We were woken at 8am by someone banging on the door so we made a cuppa then set off in search of Stenay and a filling 

station.After going round in circles we found a supermarket in Arquey we filled up then set off again ,we had problems with 

road closures not knowing what deviation to take but eventually got it right. As we got to Lille my interpretation of the Sat 

Nav was wrong but got it right third time round Lille.There were no more problems and we arrived in Stenay at about 4pm the 

weather had been warm and sunny.Joan was waiting for us at the bridge over the canal. We set up next to joan & jeff who had 

saved us a pitch next to them,we also met 1happy from Motorhomefacts who had been touring France and Belgium in there new 

Knaus Sun T and very happy they were with there motorhome .The site at Stenay was a nice secluded sight where you have to 

get a card key from the information office across the canal where the disposal facilities were.On the side 

of the canal we were at it had showers toilets and fresh water. The cost per night is 5 Euros which also included an electric hook up.
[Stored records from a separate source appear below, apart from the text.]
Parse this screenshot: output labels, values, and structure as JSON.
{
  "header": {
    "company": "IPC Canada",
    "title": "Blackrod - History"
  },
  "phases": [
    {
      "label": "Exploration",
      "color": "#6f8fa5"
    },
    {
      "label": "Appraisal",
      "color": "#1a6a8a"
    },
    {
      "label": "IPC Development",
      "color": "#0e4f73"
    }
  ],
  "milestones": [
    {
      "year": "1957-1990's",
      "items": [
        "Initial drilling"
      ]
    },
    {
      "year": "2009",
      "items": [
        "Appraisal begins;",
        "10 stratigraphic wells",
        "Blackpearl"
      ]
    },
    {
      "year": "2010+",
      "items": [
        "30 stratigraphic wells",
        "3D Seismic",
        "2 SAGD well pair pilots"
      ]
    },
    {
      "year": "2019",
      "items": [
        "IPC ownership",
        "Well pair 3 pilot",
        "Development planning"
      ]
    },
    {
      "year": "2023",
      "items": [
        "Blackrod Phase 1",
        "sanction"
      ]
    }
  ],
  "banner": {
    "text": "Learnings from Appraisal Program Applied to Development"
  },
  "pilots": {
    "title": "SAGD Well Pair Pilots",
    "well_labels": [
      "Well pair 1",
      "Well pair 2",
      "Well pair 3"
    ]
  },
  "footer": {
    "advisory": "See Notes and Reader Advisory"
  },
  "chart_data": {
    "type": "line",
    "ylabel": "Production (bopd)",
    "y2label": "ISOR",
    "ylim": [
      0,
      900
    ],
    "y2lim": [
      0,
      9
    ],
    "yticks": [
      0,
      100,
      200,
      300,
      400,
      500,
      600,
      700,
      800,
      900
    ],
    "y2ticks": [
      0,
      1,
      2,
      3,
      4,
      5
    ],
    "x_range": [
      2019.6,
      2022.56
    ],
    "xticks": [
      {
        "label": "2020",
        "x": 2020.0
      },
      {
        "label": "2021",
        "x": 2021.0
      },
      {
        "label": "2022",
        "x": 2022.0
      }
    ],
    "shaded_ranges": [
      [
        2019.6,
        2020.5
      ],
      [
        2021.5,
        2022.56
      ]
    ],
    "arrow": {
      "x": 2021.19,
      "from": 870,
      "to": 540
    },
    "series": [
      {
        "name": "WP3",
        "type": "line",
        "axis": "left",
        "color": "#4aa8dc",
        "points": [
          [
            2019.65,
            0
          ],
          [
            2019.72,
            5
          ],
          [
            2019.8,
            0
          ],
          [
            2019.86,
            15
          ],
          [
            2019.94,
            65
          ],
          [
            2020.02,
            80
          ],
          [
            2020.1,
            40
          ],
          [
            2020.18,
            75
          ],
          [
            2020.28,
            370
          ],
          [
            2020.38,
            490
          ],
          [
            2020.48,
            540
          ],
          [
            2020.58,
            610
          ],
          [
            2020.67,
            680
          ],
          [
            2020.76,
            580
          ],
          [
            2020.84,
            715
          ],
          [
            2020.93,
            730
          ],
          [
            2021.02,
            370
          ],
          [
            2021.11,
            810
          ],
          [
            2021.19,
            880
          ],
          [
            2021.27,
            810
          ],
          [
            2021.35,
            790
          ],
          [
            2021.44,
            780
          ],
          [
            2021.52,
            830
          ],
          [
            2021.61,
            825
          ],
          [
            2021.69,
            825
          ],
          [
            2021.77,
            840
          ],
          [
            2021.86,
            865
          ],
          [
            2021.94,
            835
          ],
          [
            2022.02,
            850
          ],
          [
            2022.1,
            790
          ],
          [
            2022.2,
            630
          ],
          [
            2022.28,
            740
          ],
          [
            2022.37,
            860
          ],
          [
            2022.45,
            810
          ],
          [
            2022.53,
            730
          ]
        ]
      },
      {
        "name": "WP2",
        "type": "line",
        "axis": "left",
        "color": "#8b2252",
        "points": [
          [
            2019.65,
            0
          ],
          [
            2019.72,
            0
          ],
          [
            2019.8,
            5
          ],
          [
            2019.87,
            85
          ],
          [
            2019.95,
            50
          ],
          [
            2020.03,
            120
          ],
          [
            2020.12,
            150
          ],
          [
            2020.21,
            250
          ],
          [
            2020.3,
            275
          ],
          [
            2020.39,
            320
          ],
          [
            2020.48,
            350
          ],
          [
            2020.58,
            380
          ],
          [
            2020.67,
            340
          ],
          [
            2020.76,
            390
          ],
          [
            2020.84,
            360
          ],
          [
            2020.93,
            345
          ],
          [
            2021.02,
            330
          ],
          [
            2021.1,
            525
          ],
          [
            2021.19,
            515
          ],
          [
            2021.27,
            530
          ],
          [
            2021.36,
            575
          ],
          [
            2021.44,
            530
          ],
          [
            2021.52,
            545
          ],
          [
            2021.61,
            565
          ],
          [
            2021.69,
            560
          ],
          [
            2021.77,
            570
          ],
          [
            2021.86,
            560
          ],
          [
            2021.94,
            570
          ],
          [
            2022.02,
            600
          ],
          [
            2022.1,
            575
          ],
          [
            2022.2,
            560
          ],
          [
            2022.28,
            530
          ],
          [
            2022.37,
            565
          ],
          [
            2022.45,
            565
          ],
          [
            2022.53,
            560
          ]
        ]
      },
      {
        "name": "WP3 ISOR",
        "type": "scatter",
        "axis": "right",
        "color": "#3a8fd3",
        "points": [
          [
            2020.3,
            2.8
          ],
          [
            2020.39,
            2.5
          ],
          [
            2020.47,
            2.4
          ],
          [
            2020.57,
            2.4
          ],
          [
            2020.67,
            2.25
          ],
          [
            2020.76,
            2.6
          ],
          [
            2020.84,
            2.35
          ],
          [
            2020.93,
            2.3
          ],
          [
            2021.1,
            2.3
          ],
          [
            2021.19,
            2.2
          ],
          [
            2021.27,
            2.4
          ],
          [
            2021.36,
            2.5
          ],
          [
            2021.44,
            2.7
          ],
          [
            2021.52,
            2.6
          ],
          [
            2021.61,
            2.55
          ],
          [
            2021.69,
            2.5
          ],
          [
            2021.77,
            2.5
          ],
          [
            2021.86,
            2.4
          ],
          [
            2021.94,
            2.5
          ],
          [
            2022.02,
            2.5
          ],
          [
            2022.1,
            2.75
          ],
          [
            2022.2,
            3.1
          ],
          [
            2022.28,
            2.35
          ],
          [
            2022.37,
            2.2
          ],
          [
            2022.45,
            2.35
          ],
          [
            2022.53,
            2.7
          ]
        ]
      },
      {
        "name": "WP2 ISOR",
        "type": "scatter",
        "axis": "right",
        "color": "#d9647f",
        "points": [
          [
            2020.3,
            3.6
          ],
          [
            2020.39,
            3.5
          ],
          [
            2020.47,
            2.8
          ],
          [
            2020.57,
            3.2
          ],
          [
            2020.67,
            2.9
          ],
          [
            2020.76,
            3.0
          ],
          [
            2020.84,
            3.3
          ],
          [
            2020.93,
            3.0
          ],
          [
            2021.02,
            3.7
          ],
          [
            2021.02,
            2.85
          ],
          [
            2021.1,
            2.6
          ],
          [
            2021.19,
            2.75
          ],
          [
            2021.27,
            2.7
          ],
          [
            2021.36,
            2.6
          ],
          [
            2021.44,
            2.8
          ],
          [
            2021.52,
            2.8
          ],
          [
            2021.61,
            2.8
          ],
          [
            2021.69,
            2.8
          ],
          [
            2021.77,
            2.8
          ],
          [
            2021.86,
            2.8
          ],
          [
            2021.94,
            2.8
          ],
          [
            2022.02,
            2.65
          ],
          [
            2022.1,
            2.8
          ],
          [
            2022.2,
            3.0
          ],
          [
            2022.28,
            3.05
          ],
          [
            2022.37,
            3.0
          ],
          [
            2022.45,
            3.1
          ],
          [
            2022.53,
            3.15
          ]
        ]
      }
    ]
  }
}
The next day we set off for Luxembourg it was raining a little bit but not much to write home about.We arrived in Luxembourg 

and proceeded to fill up with cheap Diesel at 0.925 Euros.We then went to the railway station to park in the car park but as 

I pulled in there was a dreaded hight barrier in front of me,so with a bit of maneuvering and holding up of traffic and going through a red light we set 

off to look for some place to park but alas all the car parks had weight limits of 3.5 ton . We pulled up at the roadside on 

the car parking places and had a cuppa.the weather was now sunny and we decided to go to Smokeys to get our cheap tobacco,and 

we stopped at the Match supermarket just before it for provisions.we bought our baccy then had a complementary cuppa. It was 

getting late in the day so we decided to go to Trier to park up for the night.The traffic going into Trier was horrendous as 

there was a rally on over the weekend. As we were going through Trier We went off track with the Sat Nav and pulled up 

outside some factory gates to decide what to do next ,when a little old lady came up to us and she gave us directions to get 

there. We set back off but before we got there I saw some Motorhomes parked up in a very large area so I decided to pull in 

and park up there.It was were the rally cars were going to start & finnish it was good fun.It started to rain a little then 

all of a sudden it was torrential for about 10 minutes. After that it stopped and was soon dry again.The rally finished at 

about 10.30 pm. At about 11pm a van pulled up behind us and it was a couple of young men from the Basque region of Spain who 

had come to watch the rally. 


The next morning it was another sunny day and we said to the young men from spain as they headed into town to watch the next 

stage of the rally. We then set for Dusseldorf and hit the dreaded road closures again, after a major hickup it was decided 

that I would take the lead after more road works and closures on route but with no hickups we arrived in Dusseldorf. As we 

neared the Messe Jeff took the lead as he had been two years previous. We got sited and had a cuppa and decided we would go 

into the town centre on the free transport we had a look round and then headed back to the station to catch the VRR to the 

Messe but decided to have a drink in one of the many cafes at the station. We then got on the VRR to the Messe, then the bus 

to the campground.Kate,Jeanie & Bill who had arrived the previous day had also been into town and had taken a cruise on the 

Rhine came round to our van,we had a good chat and a drink of course.

Chris and Pearl


----------